HomeFeaturesDAI#59 – APIs, dead bills, and NVIDIA opens up

DAI#59 – APIs, dead bills, and NVIDIA opens up

Welcome to our weekly roundup of human-crafted AI news.

This week OpenAI handed out API goodies.

California’s AI safety bill got killed.

And NVIDIA surprised us with a strong open model.

Let’s dig in.

Here come the agents

OpenAI didn’t announce any latest models (or Sora) at its Dev Day event, but developers were excited over latest API features. The Realtime API might be a game-changer for making smarter applications that talk with users and even act as agents.

The demo was really cool.

There have been rumors about OpenAI going the “for-profit” route and awarding Sam Altman billions of dollars in equity but Altman dismissed these. Even so, the corporate is on the drive for more investment they usually’ll expect some return for his or her money.

Apple has integrated OpenAI’s models into its devices but dropped out of the newest funding round for OpenAI which is predicted to lift roughly $6.5 billion.

We’re unsure why Apple doesn’t need a piece of the OpenAI pie however it may need something to do with latest developments with its Apple Intelligence. Or possibly it’s related to Sam Altman’s demand for exclusivity.

Tell me you will have no moat without telling me you will have no moat. pic.twitter.com/3I18MosvOg

Kill bill

Gavin Newsom had to determine between putting a security rev limiter on AI developers or letting them go full steam ahead. In the top, he decided to veto California’s SB 1047 AI safety bill and offered some interesting explanation why.

Are we actually at some extent where we face real AI risks yet?

Well that escalated quickly https://t.co/xhZCITRJjE pic.twitter.com/aLZn4blS8G

Newsom has signed a variety of AI bills during the last month related to deepfakes, AI watermarking, child safety, performers’ AI rights, and election misinformation. Last week he signed AB 2013 which can really shake things up for LLM creators.

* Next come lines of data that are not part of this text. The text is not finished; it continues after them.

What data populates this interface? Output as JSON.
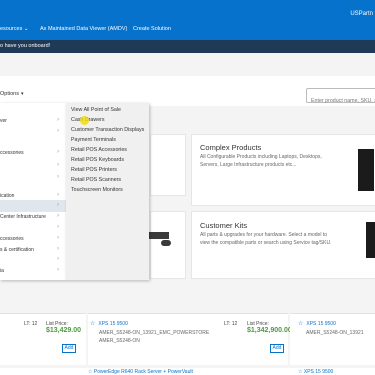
{
  "header": {
    "nav_links": [
      "esources",
      "As Maintained Data Viewer (AMDV)",
      "Create Solution"
    ],
    "nav_caret": "⌄",
    "user": "USPartn"
  },
  "welcome": {
    "text": "o have you onboard!"
  },
  "toolbar": {
    "options_label": "Options",
    "options_caret": "▾",
    "search_placeholder": "Enter product name, SKU, ser"
  },
  "menu": {
    "left_items": [
      {
        "label": "ver",
        "arrow": "›"
      },
      {
        "label": "ccessories",
        "arrow": "›"
      },
      {
        "label": "",
        "arrow": "›"
      },
      {
        "label": "",
        "arrow": "›"
      },
      {
        "label": "",
        "arrow": "›"
      },
      {
        "label": "ication",
        "arrow": "›"
      },
      {
        "label": "",
        "arrow": "›"
      },
      {
        "label": "Center Infrastructure",
        "arrow": "›"
      },
      {
        "label": "",
        "arrow": "›"
      },
      {
        "label": "ccessories",
        "arrow": "›"
      },
      {
        "label": "s & certification",
        "arrow": "›"
      },
      {
        "label": "",
        "arrow": "›"
      },
      {
        "label": "ia",
        "arrow": "›"
      }
    ],
    "sub_items": [
      "View All Point of Sale",
      "Cash Drawers",
      "Customer Transaction Displays",
      "Payment Terminals",
      "Retail POS Accessories",
      "Retail POS Keyboards",
      "Retail POS Printers",
      "Retail POS Scanners",
      "Touchscreen Monitors"
    ]
  },
  "cards": {
    "complex": {
      "title": "Complex Products",
      "desc": "All Configurable Products including Laptops, Desktops, Servers, Large Infrastructure products etc..."
    },
    "custom": {
      "title": "Customer Kits",
      "desc": "All parts & upgrades for your hardware. Select a model to view the compatible parts or search using Service tag/SKU."
    }
  },
  "products": [
    {
      "lt": "LT: 12",
      "list_price_label": "List Price:",
      "price": "$13,429.00",
      "add": "Add",
      "sku": "XPS 15 9500",
      "code1": "AMER_S5248-ON_13921_EMC_POWERSTORE",
      "code2": "AMER_S5248-ON"
    },
    {
      "lt": "LT: 12",
      "list_price_label": "List Price:",
      "price": "$1,342,900.00",
      "add": "Add",
      "sku": "XPS 15 9500",
      "code1": "AMER_S5248-ON_13921",
      "code2": ""
    }
  ],
  "bottom": {
    "sku1": "PowerEdge R640 Rack Server + PowerVault",
    "sku2": "XPS 15 9500"
  },
  "colors": {
    "brand": "#0672cb",
    "dark": "#1f3a57",
    "price_green": "#4b9a3c"
  },
  "icons": {
    "star": "☆"
  }
}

The bill says that on or before January 1, 2026, developers will need to offer a high-level summary of the training dataset of any models comprised of January 1, 2022 onward if the model is made available in California. Some of those requirements could air some dirty secrets.

More EU AI regs

The EU is clearly quite a bit more concerned about AI safety than the remainder of the world. Either that or they simply enjoy writing and passing laws. This week they kickstarted a project to write down an AI code of practice to try and balance innovation & safety.

When you see who heads up the security technical group you’ll have an excellent idea of which way they’ll be leaning.

Liquid foundation models

​Transformer models are what gave us ChatGPT but there’s been numerous debate recently about whether or not they might be as much as delivering the subsequent leap in AI. An organization called Liquid AI is shaking things up with its Liquid Foundation Models (LFMs).

These aren’t your typical generative AIs. LFMs are specifically optimized to administer longer-context data, making them ideal for tasks must handle sequential data like text, audio, or video.

The LFMs achieve impressive performance with a much smaller model, less memory, and fewer compute.

NVIDIA opens up

Nvidia just dropped a game-changer: an open-source AI model that goes head-to-head with big players like OpenAI and Google. Their latest NVLM 1.0 lineup, led by the flagship 72B parameter NVLM-D-72B, shines in each vision and language tasks while also leveling up text-only capabilities.

With open weights and NVIDIA’s promise to release the code, it’s getting harder to justify paying for proprietary models for numerous use cases.

NVLM-D benchmarks. Source: arXiv

Just say know

A brand new study found that the newest large language models (LLMs) are less more likely to admit after they don’t know a solution to a user’s query. When users ask these models a matter they’re more more likely to make something up moderately than admit they don’t know the reply.

The study highlights the necessity for a fundamental shift within the design and development of general-purpose AI, especially when it’s utilized in high-stakes areas. Researchers are still trying to grasp why AI models are so keen to please us as an alternative of claiming: ‘Sorry, I don’t know the reply.’

AI inside

It looks as if everyone seems to be slapping an “AI” label on their products to drag in customers. Here are a couple of AI-powered tools which can be actually value trying out.

Bluedot: Record, transcribe, and summarize your meetings with AI-generated notes with out a bot.

Guidde: Guidde magically turns your workflows into step-by-step video guides, complete with AI-generated voiceovers and pro-level visuals, all in only a couple of clicks.

In other news…

Here are another clickworthy AI stories we enjoyed this week:

And that’s a wrap.

If you reside in California we’d like to know the way you are feeling about SB 1047 getting vetoed. Is it a missed opportunity for AI safety or a positive step that may see us get AGI soon? With powerful open-source models like NVIDIA’s latest bombshell, it’s going to be harder to control LLMs anyway.

OpenAI’s Realtime API was the highlight this week. Even in the event you’re not a developer, the prospect of interacting with smarter customer support bots that talk over with you is pretty cool. Unless you’re employed as a customer support agent and also you’d prefer to keep your job that’s.